Em primeiro lugar importa referir que apesar do Tribunal recorrido não ter especificamente julgada não provada a factualidade constante do art. 15º da contestação, a mesma está incluída na declaração genérica de se julgar não provada a demais factualidade, não expressamente declarada provada.
Por outro lado, como se constata da transcrição da motivação, acima efectuada, o Tribunal recorrido efectuou uma apreciação crítica dos depoimentos relevantes para a decisão dessa factualidade, explicando as razões pelas quais julgou esse factualidade não provada, não deixando também de se pronunciar sobre documento elaborado pela Ré F….
Assim, ao contrário do que parecem defender os Apelantes a sentença e concretamente a fundamentação da decisão da matéria de facto não padece de qualquer deficiência, nem foi violado o art. 607º n.º 4 do CPC.

Os Apelantes invocam os depoimentos das testemunhas N…, O…, P…, Q… e S…, transcrevendo as declarações que consideraram relevantes no corpo das alegações.
Importa referir que está provado que o R E…, director do Jornal “G…” folga às sextas e sábados, quando possível (n.º 31 dos factos provados não impugnado, que decorreu dos depoimentos unânimes das referidas testemunhas).
Por outro lado, sabemos que a notícia em causa foi publicada em 14 de maio de 2016, que corresponde a um sábado.
Há também unanimidade dos depoimentos no sentido de ser impossível o diretor ter prévio conhecimento de todas as notícias publicadas no jornal on-line.
No entanto, como é óbvio as notícias não têm todas a mesma relevância e impacto na sociedade.
Ora, está também provado que a noticia em causa - detenção pela PJ de jogadores de futebol pela prática dos crimes de corrupção, viciação de resultados desportivos e apostas ilegais- foi a principal notícia nacional desse final do dia 14 de maio de 2016.

Ora, perante uma notícia de enorme repercussão nacional, em que é dado conhecimento da suspeita de crimes praticados por jogadores de futebol no âmbito da sua actividade profissional com detenção de vários jogadores, as regras da experiência e da normalidade apontam no sentido que o director mesmo estando de folga fosse informado, ainda que por telefone, da notícia antes da sua publicação.

Essa possibilidade não deixa de ser admitida no depoimento de N…, na transcrição efectuada pelos próprios Apelantes.
Assim, a pergunta da Sr.ª Advogada dos RR – Então se esta notícia saiu no online no dia 14 de maio de 2016, que corresponde a um Sábado, o E… teria conhecimento mesmo estando de folga?
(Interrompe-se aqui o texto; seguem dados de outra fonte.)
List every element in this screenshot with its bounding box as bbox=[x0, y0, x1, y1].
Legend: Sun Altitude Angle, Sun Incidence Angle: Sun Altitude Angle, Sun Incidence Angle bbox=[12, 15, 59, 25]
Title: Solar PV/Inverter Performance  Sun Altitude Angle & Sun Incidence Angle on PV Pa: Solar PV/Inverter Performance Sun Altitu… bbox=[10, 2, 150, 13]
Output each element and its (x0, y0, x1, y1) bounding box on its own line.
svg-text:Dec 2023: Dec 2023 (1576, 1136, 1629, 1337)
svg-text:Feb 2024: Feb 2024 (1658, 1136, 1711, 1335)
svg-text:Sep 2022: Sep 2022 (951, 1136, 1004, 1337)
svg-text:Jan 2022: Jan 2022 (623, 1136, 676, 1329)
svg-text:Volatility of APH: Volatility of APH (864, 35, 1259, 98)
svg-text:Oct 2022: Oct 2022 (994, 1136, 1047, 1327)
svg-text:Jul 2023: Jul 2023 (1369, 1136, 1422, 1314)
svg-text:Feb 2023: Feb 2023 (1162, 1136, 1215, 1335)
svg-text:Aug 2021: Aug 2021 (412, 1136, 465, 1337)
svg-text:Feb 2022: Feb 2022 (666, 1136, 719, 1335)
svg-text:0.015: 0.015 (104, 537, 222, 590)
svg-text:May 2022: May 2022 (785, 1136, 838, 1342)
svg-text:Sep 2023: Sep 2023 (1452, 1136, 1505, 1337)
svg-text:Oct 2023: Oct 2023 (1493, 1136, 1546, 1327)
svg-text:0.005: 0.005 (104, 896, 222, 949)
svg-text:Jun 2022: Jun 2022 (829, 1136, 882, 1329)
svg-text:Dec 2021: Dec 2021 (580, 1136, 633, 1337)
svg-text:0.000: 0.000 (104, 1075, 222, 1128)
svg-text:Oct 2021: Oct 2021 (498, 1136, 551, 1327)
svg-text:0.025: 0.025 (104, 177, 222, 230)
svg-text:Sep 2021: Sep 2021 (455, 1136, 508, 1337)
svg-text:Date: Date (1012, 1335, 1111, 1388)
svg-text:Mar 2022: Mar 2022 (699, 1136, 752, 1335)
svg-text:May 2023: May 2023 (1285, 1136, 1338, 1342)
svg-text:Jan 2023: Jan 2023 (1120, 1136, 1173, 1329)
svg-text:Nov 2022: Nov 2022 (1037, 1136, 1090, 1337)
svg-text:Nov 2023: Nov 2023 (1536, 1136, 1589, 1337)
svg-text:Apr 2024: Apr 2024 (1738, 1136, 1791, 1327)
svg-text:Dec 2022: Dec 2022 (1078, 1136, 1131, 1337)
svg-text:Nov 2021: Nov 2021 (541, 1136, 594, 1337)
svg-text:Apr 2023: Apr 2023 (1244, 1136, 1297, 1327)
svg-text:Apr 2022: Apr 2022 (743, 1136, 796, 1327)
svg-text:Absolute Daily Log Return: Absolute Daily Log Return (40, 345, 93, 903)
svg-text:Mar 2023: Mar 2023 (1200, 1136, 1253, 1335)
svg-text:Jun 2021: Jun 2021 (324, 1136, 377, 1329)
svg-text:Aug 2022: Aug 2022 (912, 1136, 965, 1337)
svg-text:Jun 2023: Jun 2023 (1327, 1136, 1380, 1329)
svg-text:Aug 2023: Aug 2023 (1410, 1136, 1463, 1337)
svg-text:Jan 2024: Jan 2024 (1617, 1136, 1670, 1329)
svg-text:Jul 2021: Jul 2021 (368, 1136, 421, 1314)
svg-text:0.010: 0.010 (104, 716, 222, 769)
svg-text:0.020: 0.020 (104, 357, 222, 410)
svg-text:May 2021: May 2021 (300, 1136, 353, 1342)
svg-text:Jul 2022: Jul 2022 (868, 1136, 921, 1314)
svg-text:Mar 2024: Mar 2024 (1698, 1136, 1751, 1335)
Respondeu: – é como eu digo, obviamente… saberia que o tema estava a ser tratado porque a pessoa quando está de folga não desliga mas não conhecia o conteúdo, ainda para mais estando de folga.”
Depois refere que mesmo quando está a trabalhar não é o director E… quem decide ou orienta o que vai ou não ser é publicado.
Relativamente a notícias de forte impacto mediático, referiu ainda que o diretor “ não sabe exatamente cada linha que é publicada no jornal. É impossível.”

A testemunha O…, de relevante, para além do que é consensual, referiu, a pergunta se o director do jornal, têm conhecimento de tudo que sai no online, respondeu: “Cada jornalista é claro que tem autonomia, nomeadamente no online, a publicar notícias, em contacto com os seus editores e que não passam pelo diretor.”

P…, diretor adjunto do jornal G…, referiu que “o online tem uma equipa que está sempre em produção (…) que os temas de produção que não são acompanhados pela direção. (…) Em termos legais eu sei que nós somos responsáveis mas nós não podemos estar 24 horas sobre 24 horas sempre a ver as notícias que vão sair. Portanto é uma produção que é da responsabilidade dos editores e que nós depois tomamos conhecimento e vamos ver o que é que saiu.”
Quanto ao artigo em causa, afirmou que o Diretor E… não teve conhecimento da noticia antes de ser publicada por estar de folga.
Depois afirmou que quando o director está de folga é ele (subdiretor) que tem conhecimento das noticias, mas depois reafirmou que a estando a edição online sempre em produção, a direção não pode ter conhecimento prévio de todas as noticiais.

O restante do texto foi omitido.